# A line segment has endpoints at (5 ,8 ) and (7 ,4). If the line segment is rotated about the origin by pi , translated horizontally by -1 , and reflected about the y-axis, what will the line segment's new endpoints be?

Jan 21, 2016

$\left(6 , - 8\right) , \left(8 , - 4\right)$

#### Explanation:

We can create a rule for this transformation.

Assume the original endpoints of the segment can be described as color(red)((x,y).

The first way in which the segment is manipulated is with a rotation of $\pi$, or ${180}^{\circ}$. This translates by taking the opposite of the $x$ and $y$ values of the point, or our new "rule" for this point in the transformation: color(red)((-x,-y)

The endpoints are then translated horizontally by $- 1$. Horizontal movement corresponds to the $x$ coordinate, whereas vertical corresponds to the $y$ coordinate.
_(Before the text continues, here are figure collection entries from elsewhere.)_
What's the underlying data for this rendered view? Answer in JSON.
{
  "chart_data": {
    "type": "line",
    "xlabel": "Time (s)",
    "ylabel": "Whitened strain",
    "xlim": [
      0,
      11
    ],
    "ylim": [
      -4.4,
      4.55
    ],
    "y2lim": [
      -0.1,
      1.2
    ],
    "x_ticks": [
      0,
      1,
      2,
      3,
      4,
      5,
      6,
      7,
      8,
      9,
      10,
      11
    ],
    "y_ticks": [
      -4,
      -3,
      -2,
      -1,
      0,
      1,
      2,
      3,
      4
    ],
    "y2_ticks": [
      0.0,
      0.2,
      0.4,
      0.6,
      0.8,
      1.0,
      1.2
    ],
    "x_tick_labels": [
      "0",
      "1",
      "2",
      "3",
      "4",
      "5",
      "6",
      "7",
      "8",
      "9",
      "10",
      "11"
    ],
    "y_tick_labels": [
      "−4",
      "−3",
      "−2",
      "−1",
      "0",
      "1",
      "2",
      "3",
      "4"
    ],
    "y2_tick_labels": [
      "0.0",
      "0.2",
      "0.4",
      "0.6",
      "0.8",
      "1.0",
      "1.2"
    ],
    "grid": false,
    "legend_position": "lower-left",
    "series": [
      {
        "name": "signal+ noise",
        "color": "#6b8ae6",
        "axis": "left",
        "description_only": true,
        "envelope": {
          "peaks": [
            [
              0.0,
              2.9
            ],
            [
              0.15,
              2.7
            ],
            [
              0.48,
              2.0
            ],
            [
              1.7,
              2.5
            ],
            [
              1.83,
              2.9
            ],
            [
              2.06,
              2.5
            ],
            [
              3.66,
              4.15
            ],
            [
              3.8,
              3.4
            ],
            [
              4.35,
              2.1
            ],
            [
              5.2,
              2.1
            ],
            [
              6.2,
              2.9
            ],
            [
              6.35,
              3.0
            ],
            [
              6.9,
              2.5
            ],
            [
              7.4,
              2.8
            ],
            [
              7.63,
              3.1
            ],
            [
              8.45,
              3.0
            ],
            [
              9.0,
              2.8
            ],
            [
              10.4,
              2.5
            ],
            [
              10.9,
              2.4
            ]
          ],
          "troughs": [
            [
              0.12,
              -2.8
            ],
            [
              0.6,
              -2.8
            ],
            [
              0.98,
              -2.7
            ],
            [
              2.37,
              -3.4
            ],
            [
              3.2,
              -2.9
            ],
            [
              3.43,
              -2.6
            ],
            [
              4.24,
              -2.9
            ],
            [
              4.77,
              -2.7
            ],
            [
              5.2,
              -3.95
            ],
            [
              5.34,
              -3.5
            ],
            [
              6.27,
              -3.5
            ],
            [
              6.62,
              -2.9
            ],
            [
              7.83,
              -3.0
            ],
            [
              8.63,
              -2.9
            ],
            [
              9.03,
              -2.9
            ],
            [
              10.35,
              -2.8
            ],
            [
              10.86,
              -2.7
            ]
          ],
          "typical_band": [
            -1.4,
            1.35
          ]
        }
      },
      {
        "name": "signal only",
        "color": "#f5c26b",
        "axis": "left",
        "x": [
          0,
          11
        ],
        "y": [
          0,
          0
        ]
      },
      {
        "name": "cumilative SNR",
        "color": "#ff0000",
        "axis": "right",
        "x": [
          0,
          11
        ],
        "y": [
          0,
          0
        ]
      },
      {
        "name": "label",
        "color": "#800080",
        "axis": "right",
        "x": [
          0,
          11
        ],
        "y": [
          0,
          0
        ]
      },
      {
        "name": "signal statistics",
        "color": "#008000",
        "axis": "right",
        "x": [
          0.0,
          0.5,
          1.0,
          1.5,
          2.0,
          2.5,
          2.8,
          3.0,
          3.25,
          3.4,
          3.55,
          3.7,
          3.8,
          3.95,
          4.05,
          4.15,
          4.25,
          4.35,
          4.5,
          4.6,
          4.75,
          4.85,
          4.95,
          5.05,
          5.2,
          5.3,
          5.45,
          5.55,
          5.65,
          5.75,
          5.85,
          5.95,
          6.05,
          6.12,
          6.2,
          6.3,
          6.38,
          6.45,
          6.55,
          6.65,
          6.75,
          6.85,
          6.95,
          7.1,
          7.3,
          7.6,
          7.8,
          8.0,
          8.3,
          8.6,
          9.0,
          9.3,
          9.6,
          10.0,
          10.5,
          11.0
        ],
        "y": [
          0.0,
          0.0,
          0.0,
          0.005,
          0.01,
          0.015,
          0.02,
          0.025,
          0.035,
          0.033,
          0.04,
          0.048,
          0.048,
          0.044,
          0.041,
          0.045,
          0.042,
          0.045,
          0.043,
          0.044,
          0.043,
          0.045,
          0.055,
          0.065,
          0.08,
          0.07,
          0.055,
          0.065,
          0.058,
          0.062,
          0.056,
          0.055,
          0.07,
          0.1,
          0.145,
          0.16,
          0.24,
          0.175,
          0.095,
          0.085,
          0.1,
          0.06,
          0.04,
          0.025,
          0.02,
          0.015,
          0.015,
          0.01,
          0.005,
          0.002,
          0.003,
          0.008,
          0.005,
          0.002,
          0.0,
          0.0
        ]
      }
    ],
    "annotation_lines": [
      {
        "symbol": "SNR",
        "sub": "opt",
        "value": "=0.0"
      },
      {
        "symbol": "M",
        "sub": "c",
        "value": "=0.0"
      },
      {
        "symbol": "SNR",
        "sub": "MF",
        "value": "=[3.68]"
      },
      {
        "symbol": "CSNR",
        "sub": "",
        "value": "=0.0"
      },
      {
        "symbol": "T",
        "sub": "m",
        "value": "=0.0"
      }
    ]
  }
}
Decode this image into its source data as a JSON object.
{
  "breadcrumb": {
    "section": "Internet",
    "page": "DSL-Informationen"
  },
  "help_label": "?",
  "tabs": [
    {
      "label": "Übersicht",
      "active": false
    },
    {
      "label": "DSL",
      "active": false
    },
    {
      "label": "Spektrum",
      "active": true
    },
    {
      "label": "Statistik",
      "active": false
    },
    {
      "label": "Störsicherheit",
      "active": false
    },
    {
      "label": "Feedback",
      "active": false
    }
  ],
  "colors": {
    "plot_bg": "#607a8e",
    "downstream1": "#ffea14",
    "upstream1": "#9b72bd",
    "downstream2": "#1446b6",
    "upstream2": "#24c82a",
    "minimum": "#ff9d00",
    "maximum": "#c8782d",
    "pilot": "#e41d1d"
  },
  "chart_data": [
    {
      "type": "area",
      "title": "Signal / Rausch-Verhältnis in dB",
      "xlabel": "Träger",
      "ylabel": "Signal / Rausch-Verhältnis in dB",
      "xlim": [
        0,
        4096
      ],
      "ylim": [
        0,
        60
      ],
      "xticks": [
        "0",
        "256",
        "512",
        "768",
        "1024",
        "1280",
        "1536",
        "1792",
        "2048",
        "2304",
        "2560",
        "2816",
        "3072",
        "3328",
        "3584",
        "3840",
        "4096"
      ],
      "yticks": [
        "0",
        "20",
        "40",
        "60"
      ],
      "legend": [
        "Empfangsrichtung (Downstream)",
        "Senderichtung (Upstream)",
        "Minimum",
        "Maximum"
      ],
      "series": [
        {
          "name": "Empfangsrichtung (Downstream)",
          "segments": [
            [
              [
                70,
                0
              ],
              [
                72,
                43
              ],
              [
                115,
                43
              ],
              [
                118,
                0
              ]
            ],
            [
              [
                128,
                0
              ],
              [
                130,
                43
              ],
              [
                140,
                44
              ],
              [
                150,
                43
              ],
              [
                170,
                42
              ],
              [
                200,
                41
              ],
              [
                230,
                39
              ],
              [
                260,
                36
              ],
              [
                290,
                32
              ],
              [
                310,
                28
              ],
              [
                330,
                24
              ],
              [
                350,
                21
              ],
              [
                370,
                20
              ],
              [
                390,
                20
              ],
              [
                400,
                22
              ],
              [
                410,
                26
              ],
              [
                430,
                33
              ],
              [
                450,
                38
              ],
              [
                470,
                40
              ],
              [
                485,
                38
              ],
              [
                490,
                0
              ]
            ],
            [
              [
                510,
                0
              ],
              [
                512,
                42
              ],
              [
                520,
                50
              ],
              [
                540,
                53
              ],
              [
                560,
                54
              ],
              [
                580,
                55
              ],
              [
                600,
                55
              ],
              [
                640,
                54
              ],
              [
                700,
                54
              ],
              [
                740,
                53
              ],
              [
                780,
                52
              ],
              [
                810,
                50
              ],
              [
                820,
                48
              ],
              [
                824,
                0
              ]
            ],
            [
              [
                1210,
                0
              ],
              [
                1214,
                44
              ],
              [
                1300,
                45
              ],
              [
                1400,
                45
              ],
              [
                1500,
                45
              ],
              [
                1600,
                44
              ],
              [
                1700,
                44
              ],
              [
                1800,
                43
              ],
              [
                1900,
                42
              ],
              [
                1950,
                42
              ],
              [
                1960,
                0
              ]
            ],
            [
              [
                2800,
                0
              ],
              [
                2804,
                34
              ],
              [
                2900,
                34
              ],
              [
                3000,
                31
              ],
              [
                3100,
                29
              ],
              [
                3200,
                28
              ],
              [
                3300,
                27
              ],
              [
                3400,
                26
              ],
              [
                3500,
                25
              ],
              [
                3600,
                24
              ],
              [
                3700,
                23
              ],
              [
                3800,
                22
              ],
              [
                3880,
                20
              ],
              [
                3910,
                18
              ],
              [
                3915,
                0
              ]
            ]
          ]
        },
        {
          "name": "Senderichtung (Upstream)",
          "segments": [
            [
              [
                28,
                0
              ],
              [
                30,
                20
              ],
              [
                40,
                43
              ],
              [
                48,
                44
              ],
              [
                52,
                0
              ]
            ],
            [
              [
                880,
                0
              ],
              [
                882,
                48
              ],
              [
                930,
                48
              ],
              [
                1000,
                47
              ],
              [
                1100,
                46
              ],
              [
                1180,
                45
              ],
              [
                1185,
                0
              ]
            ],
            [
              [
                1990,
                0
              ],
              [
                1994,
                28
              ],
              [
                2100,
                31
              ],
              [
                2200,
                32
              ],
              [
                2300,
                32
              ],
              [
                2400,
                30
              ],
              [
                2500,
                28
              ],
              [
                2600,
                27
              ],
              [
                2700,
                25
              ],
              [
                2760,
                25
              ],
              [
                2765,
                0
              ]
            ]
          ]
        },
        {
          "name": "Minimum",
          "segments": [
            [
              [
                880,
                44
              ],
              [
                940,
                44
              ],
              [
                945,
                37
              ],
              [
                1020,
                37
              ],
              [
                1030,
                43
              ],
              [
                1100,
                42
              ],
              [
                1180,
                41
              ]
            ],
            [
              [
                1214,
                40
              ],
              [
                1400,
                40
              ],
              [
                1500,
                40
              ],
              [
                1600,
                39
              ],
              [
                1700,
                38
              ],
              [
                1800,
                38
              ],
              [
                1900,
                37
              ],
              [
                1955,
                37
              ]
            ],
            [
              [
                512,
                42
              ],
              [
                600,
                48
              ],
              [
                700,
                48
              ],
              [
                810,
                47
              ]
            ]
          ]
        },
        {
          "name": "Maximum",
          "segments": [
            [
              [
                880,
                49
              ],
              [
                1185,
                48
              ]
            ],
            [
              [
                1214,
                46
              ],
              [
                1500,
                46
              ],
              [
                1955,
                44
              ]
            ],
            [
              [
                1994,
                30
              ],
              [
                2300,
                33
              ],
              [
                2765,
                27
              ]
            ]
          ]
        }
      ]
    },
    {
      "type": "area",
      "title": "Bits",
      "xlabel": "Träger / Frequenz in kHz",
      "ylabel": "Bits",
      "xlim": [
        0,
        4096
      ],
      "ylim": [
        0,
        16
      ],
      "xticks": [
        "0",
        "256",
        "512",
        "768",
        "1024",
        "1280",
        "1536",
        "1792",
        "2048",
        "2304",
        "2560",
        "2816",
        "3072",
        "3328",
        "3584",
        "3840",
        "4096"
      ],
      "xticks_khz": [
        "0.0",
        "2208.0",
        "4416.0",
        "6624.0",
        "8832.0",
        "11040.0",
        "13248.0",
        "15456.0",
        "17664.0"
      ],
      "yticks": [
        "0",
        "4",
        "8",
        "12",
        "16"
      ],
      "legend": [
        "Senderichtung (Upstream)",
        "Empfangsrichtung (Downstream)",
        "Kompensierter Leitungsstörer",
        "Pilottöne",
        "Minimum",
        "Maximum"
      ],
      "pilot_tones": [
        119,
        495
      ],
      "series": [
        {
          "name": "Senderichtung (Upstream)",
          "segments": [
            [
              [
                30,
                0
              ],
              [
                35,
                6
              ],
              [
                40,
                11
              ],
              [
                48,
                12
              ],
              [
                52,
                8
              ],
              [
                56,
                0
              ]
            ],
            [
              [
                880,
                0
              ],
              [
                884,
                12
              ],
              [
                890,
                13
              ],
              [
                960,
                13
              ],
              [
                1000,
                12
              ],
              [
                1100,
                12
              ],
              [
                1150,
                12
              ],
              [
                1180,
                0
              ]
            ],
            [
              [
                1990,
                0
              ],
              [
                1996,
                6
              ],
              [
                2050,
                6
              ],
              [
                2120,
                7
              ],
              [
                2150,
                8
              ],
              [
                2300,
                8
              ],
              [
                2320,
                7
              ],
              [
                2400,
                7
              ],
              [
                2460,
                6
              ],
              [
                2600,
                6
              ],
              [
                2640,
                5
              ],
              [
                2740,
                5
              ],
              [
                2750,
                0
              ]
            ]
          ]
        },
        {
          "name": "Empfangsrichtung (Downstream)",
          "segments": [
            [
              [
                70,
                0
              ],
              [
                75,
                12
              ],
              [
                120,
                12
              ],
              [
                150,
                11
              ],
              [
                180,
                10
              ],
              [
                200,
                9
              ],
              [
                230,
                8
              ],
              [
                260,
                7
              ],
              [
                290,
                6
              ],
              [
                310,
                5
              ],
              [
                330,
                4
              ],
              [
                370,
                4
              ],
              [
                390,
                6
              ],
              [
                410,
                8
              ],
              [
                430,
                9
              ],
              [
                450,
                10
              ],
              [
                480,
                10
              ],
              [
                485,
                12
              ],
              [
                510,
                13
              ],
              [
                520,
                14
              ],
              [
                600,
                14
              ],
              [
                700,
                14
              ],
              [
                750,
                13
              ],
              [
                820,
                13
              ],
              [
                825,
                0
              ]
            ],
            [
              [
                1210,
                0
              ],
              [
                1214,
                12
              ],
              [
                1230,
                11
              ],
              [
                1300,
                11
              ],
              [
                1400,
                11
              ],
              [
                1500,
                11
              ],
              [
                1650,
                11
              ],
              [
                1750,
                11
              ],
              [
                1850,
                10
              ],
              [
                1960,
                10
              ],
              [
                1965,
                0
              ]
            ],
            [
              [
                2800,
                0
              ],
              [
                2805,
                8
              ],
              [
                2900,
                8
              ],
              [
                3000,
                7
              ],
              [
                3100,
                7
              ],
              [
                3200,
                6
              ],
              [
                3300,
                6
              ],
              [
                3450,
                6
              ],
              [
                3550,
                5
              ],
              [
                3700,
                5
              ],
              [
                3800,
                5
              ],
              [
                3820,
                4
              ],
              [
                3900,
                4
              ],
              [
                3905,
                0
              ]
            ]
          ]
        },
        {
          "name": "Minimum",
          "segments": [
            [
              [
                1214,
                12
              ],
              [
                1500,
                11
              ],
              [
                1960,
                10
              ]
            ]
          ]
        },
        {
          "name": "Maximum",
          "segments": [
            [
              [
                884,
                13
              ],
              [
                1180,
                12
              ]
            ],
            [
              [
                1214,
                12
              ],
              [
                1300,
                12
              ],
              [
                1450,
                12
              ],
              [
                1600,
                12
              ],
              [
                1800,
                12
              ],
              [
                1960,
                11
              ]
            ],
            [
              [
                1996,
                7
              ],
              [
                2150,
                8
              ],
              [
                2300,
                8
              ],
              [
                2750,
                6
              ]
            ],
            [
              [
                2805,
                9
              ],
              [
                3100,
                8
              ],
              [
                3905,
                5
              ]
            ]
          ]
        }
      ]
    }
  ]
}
Since this has been horizontally shifted, the new rule, working off the most previous rule, is: color(red)((-x-1,-y)

The final transformation is a reflection over the $y$ axis, which means that the $x$ coordinate's sign is flipped: color(red)((x+1,-y)

This is the rule for the entire transformation. Apply it to the points $\left(5 , 8\right)$ and $\left(7 , 4\right)$.

$\left(5 , 8\right) \rightarrow \left(6 , - 8\right)$

$\left(7 , 4\right) \rightarrow \left(8 , - 4\right)$